For the second consecutive year Woods didn’t put in a full week at TPC Sawgrass, done in this time by an ailing left knee and Achilles that he injured during last month’s Masters.
On Tuesday Woods said he didn’t know what to expect from his injured left leg. It took him just one swing to find out on Thursday.
“The knee acted up and then the Achilles followed after that and then the calf started cramping up,” said Woods, who withdrew after nine holes at 6 over par, 14 strokes behind first-round leader Nick Watney and lost on a leaderboard that featured 78 scores of par or better. “Everything started getting tight, so it’s just a whole chain reaction.”

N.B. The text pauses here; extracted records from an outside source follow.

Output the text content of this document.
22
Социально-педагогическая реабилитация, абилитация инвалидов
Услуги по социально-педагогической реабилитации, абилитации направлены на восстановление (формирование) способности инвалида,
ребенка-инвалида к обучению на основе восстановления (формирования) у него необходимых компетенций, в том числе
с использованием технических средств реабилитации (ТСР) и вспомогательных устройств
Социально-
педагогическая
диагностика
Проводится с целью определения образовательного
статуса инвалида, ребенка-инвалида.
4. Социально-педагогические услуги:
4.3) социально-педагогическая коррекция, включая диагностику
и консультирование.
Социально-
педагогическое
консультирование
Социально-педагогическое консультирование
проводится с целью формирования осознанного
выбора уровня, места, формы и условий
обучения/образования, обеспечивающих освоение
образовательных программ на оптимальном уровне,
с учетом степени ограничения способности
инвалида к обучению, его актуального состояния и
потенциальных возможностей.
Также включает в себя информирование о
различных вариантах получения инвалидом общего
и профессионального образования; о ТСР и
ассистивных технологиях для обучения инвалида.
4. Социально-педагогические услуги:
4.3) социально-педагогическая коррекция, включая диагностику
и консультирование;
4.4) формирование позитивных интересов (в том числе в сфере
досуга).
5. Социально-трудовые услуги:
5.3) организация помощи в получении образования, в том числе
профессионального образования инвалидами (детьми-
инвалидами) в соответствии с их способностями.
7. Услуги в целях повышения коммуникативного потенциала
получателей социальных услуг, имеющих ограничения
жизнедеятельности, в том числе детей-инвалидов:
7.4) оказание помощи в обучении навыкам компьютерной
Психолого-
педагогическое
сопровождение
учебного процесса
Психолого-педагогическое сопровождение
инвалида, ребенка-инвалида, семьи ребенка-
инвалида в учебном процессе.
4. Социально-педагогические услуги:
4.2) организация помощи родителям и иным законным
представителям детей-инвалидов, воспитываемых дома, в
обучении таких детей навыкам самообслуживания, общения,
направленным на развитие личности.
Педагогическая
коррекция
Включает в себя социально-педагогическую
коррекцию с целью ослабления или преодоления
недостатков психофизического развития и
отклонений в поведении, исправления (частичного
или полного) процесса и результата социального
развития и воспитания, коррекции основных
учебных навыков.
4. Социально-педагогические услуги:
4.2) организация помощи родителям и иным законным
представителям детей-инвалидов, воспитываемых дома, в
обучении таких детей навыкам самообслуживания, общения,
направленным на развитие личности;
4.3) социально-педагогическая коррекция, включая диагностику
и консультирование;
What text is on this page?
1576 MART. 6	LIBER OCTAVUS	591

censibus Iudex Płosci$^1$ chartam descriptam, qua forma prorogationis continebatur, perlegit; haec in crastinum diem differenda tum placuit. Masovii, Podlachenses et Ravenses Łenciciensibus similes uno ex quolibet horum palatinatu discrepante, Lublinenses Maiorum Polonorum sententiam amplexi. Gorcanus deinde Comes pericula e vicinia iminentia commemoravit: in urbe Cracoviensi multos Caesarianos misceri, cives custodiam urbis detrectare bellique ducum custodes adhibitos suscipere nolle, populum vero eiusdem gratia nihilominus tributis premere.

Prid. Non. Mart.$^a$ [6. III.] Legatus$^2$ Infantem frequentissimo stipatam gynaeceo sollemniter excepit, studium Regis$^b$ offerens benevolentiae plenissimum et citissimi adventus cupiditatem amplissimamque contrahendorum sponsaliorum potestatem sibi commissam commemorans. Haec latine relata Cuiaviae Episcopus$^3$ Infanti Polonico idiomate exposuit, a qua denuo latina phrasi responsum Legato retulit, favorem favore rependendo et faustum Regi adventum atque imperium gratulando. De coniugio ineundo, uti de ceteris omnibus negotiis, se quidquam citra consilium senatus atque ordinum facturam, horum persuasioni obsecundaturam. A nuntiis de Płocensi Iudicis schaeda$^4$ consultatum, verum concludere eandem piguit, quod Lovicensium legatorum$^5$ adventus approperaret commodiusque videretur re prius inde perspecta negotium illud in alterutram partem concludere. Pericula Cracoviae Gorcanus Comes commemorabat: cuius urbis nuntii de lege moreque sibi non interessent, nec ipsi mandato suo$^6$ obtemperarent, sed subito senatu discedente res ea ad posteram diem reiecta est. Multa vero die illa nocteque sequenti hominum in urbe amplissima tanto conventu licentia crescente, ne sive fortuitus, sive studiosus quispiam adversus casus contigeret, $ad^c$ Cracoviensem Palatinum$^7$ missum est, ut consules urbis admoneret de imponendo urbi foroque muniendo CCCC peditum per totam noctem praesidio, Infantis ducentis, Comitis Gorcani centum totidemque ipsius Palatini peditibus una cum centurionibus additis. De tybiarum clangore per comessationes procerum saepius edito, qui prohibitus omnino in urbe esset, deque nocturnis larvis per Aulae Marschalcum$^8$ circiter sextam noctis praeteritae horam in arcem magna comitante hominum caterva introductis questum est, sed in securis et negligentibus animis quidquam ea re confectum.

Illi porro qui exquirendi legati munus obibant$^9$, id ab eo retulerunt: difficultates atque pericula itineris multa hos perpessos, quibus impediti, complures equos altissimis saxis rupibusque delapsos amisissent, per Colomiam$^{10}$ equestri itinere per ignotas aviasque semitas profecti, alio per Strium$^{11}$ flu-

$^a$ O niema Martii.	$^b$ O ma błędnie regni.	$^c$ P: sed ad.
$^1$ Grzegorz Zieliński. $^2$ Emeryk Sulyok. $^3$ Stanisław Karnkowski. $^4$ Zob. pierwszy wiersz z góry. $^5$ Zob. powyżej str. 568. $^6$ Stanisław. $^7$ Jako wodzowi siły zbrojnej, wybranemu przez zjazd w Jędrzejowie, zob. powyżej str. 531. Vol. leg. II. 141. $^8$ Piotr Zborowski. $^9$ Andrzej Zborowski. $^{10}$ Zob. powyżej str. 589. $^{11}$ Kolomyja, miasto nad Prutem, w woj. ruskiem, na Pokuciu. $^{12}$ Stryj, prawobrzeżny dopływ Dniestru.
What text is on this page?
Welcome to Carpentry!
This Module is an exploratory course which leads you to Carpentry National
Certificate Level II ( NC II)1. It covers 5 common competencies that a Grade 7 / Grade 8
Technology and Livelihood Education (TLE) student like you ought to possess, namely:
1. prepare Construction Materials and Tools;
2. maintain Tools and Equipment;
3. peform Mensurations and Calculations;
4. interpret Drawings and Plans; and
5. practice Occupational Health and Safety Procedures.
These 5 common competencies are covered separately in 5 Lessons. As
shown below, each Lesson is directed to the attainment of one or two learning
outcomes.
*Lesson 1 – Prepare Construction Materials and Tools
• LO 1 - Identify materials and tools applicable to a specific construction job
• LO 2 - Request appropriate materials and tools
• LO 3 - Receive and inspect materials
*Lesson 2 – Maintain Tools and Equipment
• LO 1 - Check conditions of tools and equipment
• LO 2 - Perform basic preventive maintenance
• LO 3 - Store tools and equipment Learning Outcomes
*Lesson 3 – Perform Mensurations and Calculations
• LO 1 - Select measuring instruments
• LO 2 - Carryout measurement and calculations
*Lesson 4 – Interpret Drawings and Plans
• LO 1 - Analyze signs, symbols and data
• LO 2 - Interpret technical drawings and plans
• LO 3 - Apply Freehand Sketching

At the fourth hole the chain began unraveling. From the left rough he hit his approach into a water hazard, from the drop zone he found the same water hazard and needed an 18 footer to salvage a triple bogey-7.
From there his game, and his health, seemed to deteriorate with each shot. There was a grimace when he pulled his approach shot left of the fifth green and a pained knee flex following his drive at No. 6.
Woods, who didn’t play last week’s Wells Fargo Championship while he rested his assorted injuries, said the wayward tee shot at No. 4 was related to his leg and by the time he chipped his third shot into a bunker at the par-5 ninth he was done.
All that remained was the paperwork and another surreal snapshot – this time of Woods climbing into his white Mercedes-Benz for the long, lonely drive back down Interstate-95.
He briefly visited the Tour’s fitness trailer, but that was more a formality than a form of treatment. Tour regulations require a player provide the circuit documentation for a withdrawal within 14 days. “Since 99 percent of the time the player has been working with our physio team they usually stop in there afterward and this note is provided by them,” said Tyler Dennis, the Tour’s vice president of competitions.
Last year Woods withdrew seven holes into his final round at The Players with a previously undisclosed neck injury. By comparison this year was almost predictable.
A man who once lived by the mantra that he never showed up unless he was ready to win, rolled into north Florida this week having not touched a club since Augusta National. He played just nine holes on Tuesday and another nine on Wednesday and seemed out of sync from the outset of his opening round.
He was slow, almost sluggish. To put it in context, Kevin Na moves faster. To put it in perspective, he looked like a man doing Tour commissioner Tim Finchem a favor.
That he was playing TPC Sawgrass was a bigger surprise than his early exit. It’s now been a decade since he won the “fifth major” and a player who has etched out a Hall-of-Fame career by outworking his competition has become something of a part-time player, the byproduct of injury and off-course turmoil.
The mind may be willing, but not the body.
Asked if he was advised by his doctors not to play TPC Sawgrass, Woods said he was not. “They said I could play,” he said “The more rest the better it would be, obviously. It’s a big event.”
The tournament that is, not Woods’ withdrawal. Although the latter certainly qualifies as a happening. One source with knowledge of the injury said the bigger concern is the Achilles ailment, which are historically slow to heal and easy to reinjure.
A Tour trainer said it would take a “normal person” about eight weeks to fully recover from a similar injury. But, of course. Woods doesn’t have that kind of time, nor is he a “normal person.”
He now has three weeks before his next potential start at the Memorial, and just over a month before the U.S. Open. Make no mistake, the man who dismissed doctors’ orders to play the 2008 U.S. Open on one leg will be at Congressional the second week of June.
The only question is what will he bring to the season’s second major? Or even if he will be able to play Congressional?
The camp’s plan now is to wait. Asked if Woods intended to have a magnetic resonance imaging test done on his ailing left knee or Achilles his manager, Mark Steinberg, said via e-mail: “That is not the case. We are in the evaluating phase right now and will determine the next steps.”
For all the concerns that were born from Woods’ off-course missteps in 2010, it was his slowly deteriorating health that should have concerned the powers in Ponte Vedra Beach, Fla., the most.
Scandal, it now seems, he can deal with. A chronically ailing left leg and a swing that takes a toll with every turn, however, may be a different story.